Back in 2011, the Supreme Court of Canada nixed a proposed project by former prime minister Stephen Harper. The Conservatives wanted to create a single national securities regulator, but the Supreme Court preferred the provinces’ own securities regulators over Harper’s federal one. Their reasoning? Because Section 92 of the Constitution Act, 1867 gives the provinces the exclusive jurisdiction over property and civil rights within their provinces, i.e. the regulation of the activities of their provincial companies and businesses.

There’s a lesson in this for the Liberal government and their bid to save the national carbon tax. During a recent CTV Question Period appearance, Liberal Environment and Climate Change Minister Catherine McKenna bluntly stated that if Saskatchewan’s Premier Scott Moe, Ontario’s Doug Ford and Alberta’s Jason Kenney pursued legal action against the Liberals’ proposed national carbon tax legislation they’d lose in court.

McKenna provided no constitutional basis for this claim. It could end up being the case that Supreme Court of Canada will ultimately decide that the Liberals’ proposed carbon taxation legislation is unconstitutional for the same reason it nixed Harper’s securities regulator ― because it is an infringement on the provinces’ exclusive jurisdiction over property and civil rights within their own provinces.

Section 91 of the Constitution Act sets out the subject matters over which the federal government has jurisdiction.

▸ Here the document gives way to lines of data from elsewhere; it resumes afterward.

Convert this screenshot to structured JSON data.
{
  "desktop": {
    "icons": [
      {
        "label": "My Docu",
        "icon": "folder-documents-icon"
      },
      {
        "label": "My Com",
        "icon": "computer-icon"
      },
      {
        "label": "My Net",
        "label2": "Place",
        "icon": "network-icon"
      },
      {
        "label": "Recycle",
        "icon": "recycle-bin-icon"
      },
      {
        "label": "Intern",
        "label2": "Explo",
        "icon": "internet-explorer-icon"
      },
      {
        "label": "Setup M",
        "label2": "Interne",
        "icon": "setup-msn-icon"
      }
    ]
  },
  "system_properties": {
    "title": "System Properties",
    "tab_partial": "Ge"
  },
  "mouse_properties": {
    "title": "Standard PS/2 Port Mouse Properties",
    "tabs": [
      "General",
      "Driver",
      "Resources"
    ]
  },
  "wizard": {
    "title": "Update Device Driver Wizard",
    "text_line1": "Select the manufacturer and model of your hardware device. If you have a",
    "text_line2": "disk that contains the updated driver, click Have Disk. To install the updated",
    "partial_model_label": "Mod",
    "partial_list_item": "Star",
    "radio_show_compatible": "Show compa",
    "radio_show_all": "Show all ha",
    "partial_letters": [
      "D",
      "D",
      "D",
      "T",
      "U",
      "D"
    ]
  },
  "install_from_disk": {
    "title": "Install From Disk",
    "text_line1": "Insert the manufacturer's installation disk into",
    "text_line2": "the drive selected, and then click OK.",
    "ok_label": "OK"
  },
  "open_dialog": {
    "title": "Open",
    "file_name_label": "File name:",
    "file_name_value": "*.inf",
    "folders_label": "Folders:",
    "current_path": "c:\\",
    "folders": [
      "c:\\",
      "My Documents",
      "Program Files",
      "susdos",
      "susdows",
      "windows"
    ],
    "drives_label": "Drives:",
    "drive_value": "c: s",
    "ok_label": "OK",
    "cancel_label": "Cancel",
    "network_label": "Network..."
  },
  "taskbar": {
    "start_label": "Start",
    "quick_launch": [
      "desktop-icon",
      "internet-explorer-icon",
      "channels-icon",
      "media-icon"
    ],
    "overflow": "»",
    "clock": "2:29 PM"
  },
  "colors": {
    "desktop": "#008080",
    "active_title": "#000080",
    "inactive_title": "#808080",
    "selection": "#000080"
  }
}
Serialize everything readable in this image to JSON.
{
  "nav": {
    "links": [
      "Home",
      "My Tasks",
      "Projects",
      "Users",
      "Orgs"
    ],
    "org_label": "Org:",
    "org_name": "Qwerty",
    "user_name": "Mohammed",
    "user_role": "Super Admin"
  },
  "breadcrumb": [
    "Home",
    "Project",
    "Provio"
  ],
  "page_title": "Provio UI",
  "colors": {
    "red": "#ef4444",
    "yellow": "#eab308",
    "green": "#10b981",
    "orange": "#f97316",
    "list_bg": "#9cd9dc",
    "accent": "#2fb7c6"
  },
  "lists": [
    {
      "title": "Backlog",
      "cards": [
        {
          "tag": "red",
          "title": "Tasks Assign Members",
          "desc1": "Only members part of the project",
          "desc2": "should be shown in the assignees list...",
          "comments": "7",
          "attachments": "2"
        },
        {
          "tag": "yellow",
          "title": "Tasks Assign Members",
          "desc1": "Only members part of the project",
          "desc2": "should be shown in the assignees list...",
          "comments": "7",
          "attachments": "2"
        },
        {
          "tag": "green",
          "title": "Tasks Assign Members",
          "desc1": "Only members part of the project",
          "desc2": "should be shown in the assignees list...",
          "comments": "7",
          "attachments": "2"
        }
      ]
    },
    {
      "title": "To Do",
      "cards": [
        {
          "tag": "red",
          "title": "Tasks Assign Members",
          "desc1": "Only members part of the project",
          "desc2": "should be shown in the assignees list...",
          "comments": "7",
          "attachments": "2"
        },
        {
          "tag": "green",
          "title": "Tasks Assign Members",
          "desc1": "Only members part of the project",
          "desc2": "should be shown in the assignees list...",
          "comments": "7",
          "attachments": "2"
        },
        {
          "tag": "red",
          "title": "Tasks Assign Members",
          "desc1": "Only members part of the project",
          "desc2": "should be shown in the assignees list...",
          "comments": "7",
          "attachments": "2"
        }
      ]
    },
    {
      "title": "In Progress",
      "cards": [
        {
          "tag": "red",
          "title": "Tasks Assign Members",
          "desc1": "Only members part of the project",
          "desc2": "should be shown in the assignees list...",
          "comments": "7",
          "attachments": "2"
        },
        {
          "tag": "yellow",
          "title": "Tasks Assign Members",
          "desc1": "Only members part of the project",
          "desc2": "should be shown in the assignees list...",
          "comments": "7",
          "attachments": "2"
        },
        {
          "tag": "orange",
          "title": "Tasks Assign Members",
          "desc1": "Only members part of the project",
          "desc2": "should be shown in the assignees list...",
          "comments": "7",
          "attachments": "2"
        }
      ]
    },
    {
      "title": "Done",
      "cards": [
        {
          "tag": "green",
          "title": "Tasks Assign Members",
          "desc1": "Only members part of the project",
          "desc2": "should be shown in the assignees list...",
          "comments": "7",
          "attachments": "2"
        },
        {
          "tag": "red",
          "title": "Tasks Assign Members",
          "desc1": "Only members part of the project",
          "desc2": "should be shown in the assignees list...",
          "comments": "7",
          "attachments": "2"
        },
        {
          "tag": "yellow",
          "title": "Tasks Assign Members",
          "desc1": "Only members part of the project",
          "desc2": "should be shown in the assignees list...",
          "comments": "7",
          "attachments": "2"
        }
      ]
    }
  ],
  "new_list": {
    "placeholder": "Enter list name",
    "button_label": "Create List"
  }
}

There is no specific reference to the federal government having exclusive jurisdiction over the regulation of the entire Canadian environment.

Then, under Section 92, with respect to environmental issues, the provincial governments have jurisdiction over: Property and civil rights in the province, which gives the power to the provinces to regulate most companies, businesses, commercial activities and industrial activities within the provinces. It follows that such power includes regulating the emissions from such activities.

Likewise, when it comes to management of provincial Crown lands the power is given to the provinces to regulate mining and lumber activities and accordingly the emissions from such mining and lumber activities. The provinces are also responsible for all matters of a local or private nature within that province.

In determining whether the Liberals’ proposed carbon tax legislation is constitutional, the Supreme Court will look at the pith and substance of the legislation, in other words the actual purpose and effects of this legislation.

The Trudeau government will likely argue that its proposed legislation is constitutional because the federal government alone has the federal jurisdiction to regulate the entire Canadian environment, not the provinces.

They’ll also likely argue that in fulfilling its purpose to regulate the environment, it has the power to regulate all commercial and industrial activities in Canada, which includes imposing a carbon tax regime on such activities. By imposing this carbon tax regime, the effect of this policy will be to reduce greenhouse gas emissions in Canada, moderate climate change and hence improve the entire Canadian environment.

The problem with this argument is that the provinces, according to Section 92 of the Constitution, have the exclusive jurisdiction to regulate the activities of the companies and businesses in their provinces.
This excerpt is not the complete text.